I would still contend that it is what the wheat is treated with before it is even planted that is the difficulty. If I was to use wheat flour to bake at home (without adding anti-moulding agents) I would react.
And also it is not just bread and pastas that cause reactions. If you read your food labels you will see that ‘wheat’ derivatives are in most products on supermarket shelves!
Again, no one is arguing your point that coeliacs are allergic to wheat and anything with wheat derivatives. I think there are two separate points/arguments going on here.
Coeliac disease is caused by a reaction to wheat proteins, not anything that is added to the wheat. There is a higher incidence in Ireland and especially the West of Ireland because of it being a strong genetically predisposition. I would say that Valentina opined wrongly.

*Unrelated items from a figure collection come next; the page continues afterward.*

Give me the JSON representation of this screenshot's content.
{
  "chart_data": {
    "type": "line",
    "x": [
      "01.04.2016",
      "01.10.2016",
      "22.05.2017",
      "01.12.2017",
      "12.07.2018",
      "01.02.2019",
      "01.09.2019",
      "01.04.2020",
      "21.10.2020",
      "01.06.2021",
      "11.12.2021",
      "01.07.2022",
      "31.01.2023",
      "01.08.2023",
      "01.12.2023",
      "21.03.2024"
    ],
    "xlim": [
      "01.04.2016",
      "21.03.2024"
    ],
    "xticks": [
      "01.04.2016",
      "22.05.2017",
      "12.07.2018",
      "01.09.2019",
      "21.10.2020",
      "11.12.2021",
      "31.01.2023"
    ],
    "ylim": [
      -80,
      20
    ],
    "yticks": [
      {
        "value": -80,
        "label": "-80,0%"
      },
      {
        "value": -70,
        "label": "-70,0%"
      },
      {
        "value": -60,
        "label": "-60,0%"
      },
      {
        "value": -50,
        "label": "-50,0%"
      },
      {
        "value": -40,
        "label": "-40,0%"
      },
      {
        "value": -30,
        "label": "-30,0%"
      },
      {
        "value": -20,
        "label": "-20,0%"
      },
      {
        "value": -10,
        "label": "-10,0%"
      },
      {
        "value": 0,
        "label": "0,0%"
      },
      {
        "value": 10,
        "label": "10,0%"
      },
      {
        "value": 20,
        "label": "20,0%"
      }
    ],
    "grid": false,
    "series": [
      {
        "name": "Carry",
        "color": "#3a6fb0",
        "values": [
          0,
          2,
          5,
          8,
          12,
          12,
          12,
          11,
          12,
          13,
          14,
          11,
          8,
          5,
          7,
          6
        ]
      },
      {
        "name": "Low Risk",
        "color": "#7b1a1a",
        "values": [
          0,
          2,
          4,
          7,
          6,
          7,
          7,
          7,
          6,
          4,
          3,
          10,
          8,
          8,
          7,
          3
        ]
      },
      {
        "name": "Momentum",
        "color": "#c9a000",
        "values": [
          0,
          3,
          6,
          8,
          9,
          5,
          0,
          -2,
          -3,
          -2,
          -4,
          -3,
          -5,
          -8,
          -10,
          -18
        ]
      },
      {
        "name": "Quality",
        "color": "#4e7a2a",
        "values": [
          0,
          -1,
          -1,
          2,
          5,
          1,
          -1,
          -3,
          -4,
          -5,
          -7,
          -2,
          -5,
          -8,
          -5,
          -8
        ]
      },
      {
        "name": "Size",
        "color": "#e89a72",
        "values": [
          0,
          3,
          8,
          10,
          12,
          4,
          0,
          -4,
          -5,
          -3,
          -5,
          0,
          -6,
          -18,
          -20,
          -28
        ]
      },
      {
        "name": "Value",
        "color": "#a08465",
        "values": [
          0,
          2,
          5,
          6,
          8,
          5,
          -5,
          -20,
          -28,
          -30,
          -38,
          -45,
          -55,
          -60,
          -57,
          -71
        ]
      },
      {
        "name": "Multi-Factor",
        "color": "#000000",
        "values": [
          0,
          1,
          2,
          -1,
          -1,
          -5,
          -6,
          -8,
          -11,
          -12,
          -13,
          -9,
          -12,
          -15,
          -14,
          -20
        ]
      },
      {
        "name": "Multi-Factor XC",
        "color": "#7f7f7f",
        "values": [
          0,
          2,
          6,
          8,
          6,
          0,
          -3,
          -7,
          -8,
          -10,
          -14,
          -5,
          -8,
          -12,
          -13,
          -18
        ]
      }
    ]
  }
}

Please see my comment above; also it is just an opinion, so it’s neither wrong nor right – it’s just what Valentina (and I) think about the situation – based on many observations/stories I’ve heard from people.
I’m so glad that I happened upon your blog, as an african-american woman living in Ireland for the past 13 years it is great to read about the experiences of other ex-pats. ( I can’t believe that I haven’t been to Il Valentino !) Oye vay !!!